My dear brothers, take note of this: Everyone should be quick to listen, slow to speak and slow to become angry, for man’s anger does not bring about the righteous life that God desires. ~ James 1:19-20
This is my prayer for me. This is what I’m asking you, my brothers and sisters in Christ, to stand in agreement with me on, that is, keeping my trap shut; it’s what I really suck at. I continually tell my daughter not to say anything if she doesn’t have anything nice to say but find that I don’t really practice what I preach. I am sometimes (or maybe even more often than I recognize) callous with people, including my own family. There have been several occasions in the last couple of weeks that have brought me to this realization. I detest this about me, or more importantly, detest how it likely makes people feel; I am sick of myself and need a change!
Don’t get me wrong, in spite of myself, I’m still a “success” by most people’s standards. I still have friends (that aren’t necessarily like me), I develop great rapport with my patients, I am a trusted and respected team member at work and church, my wife and daughter love me anyway, and most of my family still speak to me. But is it because they have learned to overlook that about me? And how many people have I hurt in the process of “being myself?” Would I even like me if I was my own best friend?
When used with discretion, being direct with people can be a good quality. That’s just not me though––I‘m abrasive instead of assertive, my comments can be hurtful rather than helpful. When I look back over the years, I think I’ve been (and am) a real horse’s rear at times. You may not see it (thank goodness) but that’s because writing is a little different. I have time to formulate my thoughts, proofread what I’ve written, and hold it to rigorous standards. That’s exactly the kind of model that I need to apply to the words I speak. Easier said than done.

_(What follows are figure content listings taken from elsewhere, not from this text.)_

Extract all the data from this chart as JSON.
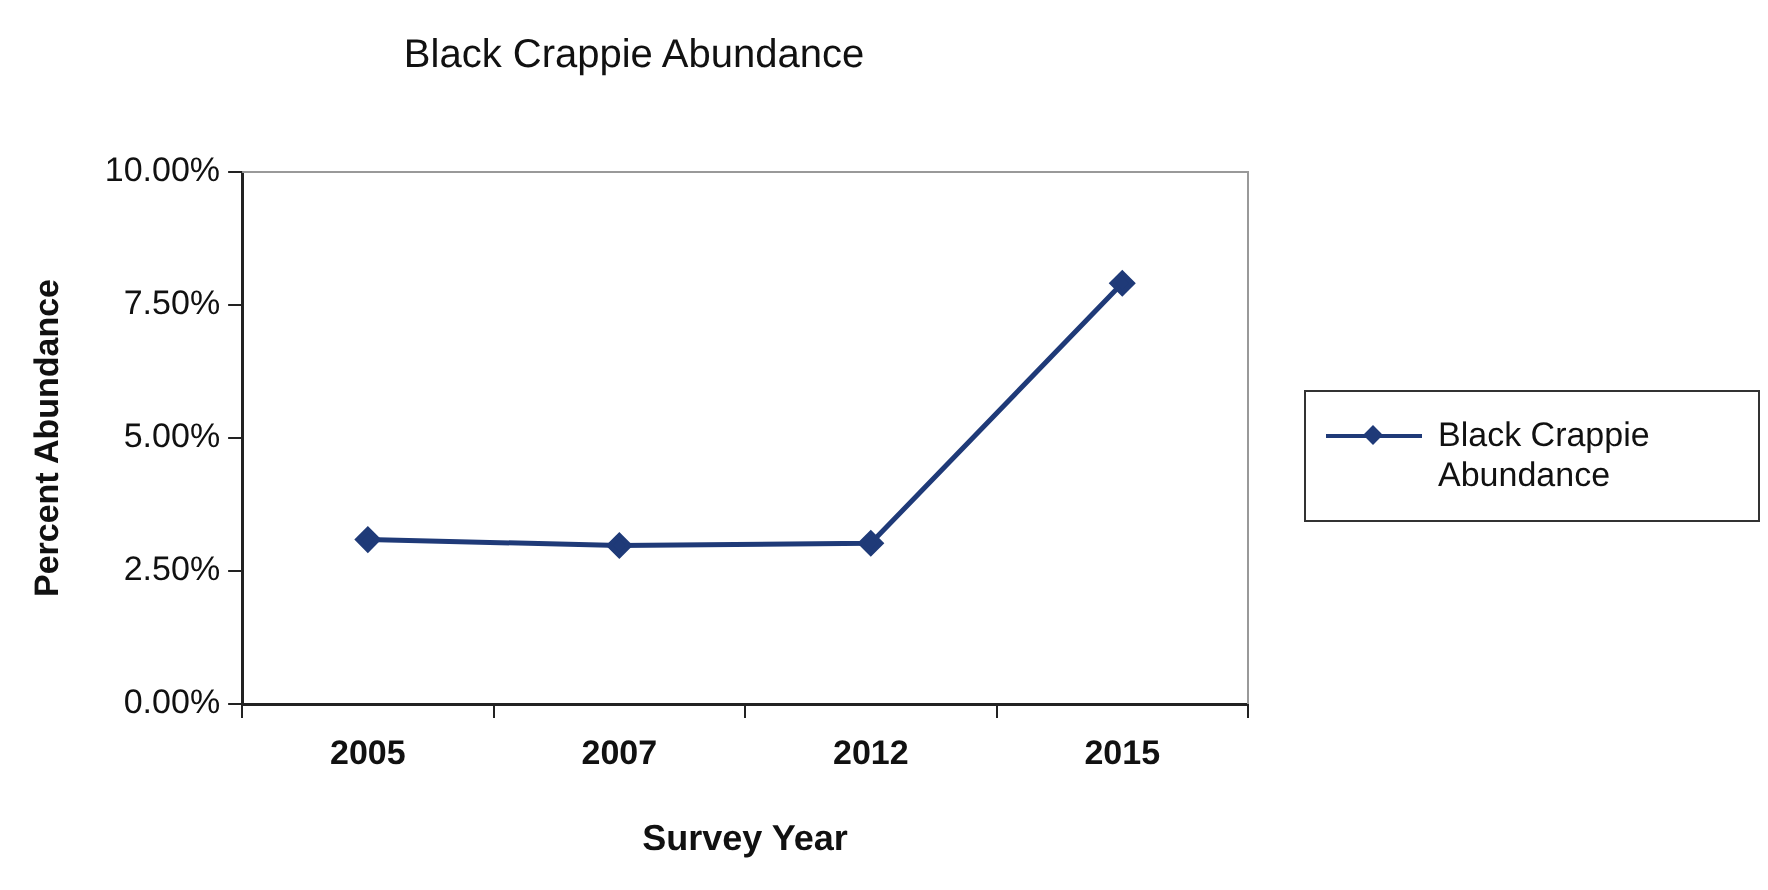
{
  "chart_data": {
    "type": "line",
    "title": "Black Crappie Abundance",
    "xlabel": "Survey Year",
    "ylabel": "Percent Abundance",
    "categories": [
      "2005",
      "2007",
      "2012",
      "2015"
    ],
    "series": [
      {
        "name": "Black Crappie Abundance",
        "color": "#1f3a78",
        "values": [
          3.09,
          2.98,
          3.02,
          7.91
        ]
      }
    ],
    "ylim": [
      0,
      10
    ],
    "yticks": [
      {
        "value": 0,
        "label": "0.00%"
      },
      {
        "value": 2.5,
        "label": "2.50%"
      },
      {
        "value": 5,
        "label": "5.00%"
      },
      {
        "value": 7.5,
        "label": "7.50%"
      },
      {
        "value": 10,
        "label": "10.00%"
      }
    ],
    "grid": false,
    "legend": "right",
    "marker": "diamond",
    "line_style": "solid"
  }
}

Like the praise song, please pray that the Lord would change my heart to demonstrate the righteous life of God that is within me. That He would give me the discipline and ability to be quick to listen, slow to speak, and slow to anger, saying only what is helpful for building others up according to their needs and benefiting those who listen (Ephesians 4:29).
That’s the “speck in my eye” right now. Do you have a vice or shortcoming for which we can stand in prayer together?